Further escalation could lead to invocation of the Insurrection Act, which gives Washington broader powers to use military force against citizens to suppress a state revolt against the federal government or when violence prohibits normal law enforcement.
Use of the Insurrection Act, explains Professor Levinson, requires a much higher bar than Title 10. But that higher bar also gives California greater legal recourse to resist.
At a news conference on Sunday, President Trump declined to answer whether he planned to declare the protests an insurrection, instead saying, “We’ll send whatever we need to make sure there’s law and order.”
But the troop deployments have sent a message to other states – and Democratic governors are on alert.
“President Trump’s move to deploy California’s National Guard is an alarming abuse of power,” the Democratic Governors Association said in a statement Sunday. “Governors are the Commanders in Chief of their National Guard, and the federal government activating them in their own borders without consulting or working with a state’s governor is ineffective and dangerous.”
Politics at play
James Gallagher, the minority Republican leader in the California State Assembly, is nonplussed about the president’s Guard deployment.
“It looks like he’s just responding to what looks like a pretty chaotic situation,” he says.
Like others, he also sees politics at play. But instead of blaming President Trump, he points to Governor Newsom, who is expected to run for president when his term ends in two years. Mr. Gallagher recites challenges facing the state – housing costs and homelessness, cost of living, high gas prices, and crime.
“Newsom has nothing under control, as much as he wants to portray that he does,” says the sixth-generation Californian. “If this guy wants to be president, this is what you have coming.”
The governor, for his part, has begun to amend some of his more liberal positions. His new podcast has included MAGA guests like Steve Bannon. He has said that allowing transgender girls to compete in girls’ sports is “deeply unfair.” More recently, he’s begun pushing cities and towns to clear homeless encampments.
The state’s electorate is also shifting. Voters have rejected some progressives in recent years, ousting the mayor and district attorney in San Francisco, as well as the district attorney in Los Angeles County last year.
In the crowded field of candidates for governor, Democrats are running to the right of the Bernie Sanders wing of the party, bemoaning business regulations and the cost of living. “If Republicans had a candidate with statewide visibility and credibility, they would have a shot,” says Mr. Pitney, the Claremont McKenna politics professor.
And yet, Governor Newsom loses no opportunity to brag on the wonders of what is now the world’s fourth-largest economy and national leader in Fortune 500 companies. A recent statement from the governor’s office listed California as “number 1” in the nation for new business starts, access to venture capital funding, manufacturing, high-tech, and agriculture.

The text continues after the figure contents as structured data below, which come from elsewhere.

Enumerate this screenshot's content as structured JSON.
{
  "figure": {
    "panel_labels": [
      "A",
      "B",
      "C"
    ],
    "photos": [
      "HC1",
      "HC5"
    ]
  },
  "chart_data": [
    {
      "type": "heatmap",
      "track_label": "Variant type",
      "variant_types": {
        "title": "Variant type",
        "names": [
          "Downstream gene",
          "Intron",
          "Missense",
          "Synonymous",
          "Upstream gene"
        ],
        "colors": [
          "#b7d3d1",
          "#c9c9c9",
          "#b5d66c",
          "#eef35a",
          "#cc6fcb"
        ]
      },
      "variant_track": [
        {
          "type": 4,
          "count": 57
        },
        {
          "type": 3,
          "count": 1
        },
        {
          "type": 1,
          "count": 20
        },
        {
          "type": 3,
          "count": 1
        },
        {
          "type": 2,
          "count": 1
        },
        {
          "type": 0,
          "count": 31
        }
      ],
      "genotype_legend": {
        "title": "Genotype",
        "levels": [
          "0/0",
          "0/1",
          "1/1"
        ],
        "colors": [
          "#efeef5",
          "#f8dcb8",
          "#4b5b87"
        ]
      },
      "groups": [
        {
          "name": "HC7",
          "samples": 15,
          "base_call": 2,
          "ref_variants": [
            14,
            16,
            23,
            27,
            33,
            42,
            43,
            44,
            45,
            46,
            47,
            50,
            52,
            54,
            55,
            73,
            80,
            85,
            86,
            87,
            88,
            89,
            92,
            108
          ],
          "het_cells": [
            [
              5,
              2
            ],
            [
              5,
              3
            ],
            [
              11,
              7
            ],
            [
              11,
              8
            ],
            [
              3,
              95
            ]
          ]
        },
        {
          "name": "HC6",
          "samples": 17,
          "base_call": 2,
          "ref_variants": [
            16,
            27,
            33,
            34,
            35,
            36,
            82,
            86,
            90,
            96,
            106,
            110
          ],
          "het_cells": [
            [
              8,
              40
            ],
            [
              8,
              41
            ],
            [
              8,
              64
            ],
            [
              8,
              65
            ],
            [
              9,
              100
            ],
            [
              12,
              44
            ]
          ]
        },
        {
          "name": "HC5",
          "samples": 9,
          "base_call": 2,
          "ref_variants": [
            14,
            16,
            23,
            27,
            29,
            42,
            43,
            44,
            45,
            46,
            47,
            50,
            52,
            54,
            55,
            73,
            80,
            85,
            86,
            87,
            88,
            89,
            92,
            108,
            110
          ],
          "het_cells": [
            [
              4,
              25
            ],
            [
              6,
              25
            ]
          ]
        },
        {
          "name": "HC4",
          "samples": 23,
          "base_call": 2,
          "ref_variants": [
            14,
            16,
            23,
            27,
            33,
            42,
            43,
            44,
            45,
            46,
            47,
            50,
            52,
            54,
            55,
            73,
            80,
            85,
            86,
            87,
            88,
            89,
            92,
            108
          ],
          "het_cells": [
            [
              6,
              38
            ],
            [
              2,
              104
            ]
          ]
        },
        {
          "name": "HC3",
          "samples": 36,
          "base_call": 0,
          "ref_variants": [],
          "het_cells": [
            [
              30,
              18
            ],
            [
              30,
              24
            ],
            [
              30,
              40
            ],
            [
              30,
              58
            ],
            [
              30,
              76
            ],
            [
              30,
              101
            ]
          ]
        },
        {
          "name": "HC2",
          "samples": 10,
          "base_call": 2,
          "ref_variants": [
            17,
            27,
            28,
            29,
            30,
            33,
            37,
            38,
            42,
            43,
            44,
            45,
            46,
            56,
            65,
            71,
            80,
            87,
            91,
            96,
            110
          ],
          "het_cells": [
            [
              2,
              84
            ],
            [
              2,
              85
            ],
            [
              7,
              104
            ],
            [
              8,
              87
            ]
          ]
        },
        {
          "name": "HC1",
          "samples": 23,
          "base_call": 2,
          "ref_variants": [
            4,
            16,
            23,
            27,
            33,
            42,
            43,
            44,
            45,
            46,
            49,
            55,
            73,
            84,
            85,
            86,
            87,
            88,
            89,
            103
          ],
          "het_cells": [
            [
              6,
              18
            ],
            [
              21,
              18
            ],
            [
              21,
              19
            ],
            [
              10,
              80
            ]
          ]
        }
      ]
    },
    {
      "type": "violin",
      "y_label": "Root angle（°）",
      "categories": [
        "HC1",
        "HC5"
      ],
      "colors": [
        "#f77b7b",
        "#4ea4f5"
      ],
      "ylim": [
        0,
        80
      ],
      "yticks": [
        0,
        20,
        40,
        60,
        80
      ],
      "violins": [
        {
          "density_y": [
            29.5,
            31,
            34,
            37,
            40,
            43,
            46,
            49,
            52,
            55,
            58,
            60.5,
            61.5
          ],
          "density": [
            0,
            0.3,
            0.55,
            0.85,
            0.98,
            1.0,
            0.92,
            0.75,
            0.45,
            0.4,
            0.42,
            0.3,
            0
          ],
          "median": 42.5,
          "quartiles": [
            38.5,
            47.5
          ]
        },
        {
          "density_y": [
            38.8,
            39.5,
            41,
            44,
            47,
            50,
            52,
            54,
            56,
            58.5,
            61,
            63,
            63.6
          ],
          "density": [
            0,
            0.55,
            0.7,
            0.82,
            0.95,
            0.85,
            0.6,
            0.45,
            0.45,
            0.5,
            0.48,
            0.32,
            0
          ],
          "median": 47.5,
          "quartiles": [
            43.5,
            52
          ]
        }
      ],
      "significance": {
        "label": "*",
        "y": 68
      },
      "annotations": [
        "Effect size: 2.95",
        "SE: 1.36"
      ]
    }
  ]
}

“The simple truth is, California is one of the most successful states in the Union, if not the most successful state,” says Henry Brady, former dean of the Goldman School of Public Policy at the University of California, Berkeley.
And that success, he says, is a threat to Mr. Trump’s policies and reputation.
“They have to find a way to vilify us to make sure that nobody thinks that somehow California is a success, because that would be an indication that maybe MAGA is not the only route.”
As for what might happen next with the Guard, Dr. Brady says that he is concerned. If the president invokes the Insurrection Act, he says, that gets “close to martial law, and that gets to very authoritarian tendencies.”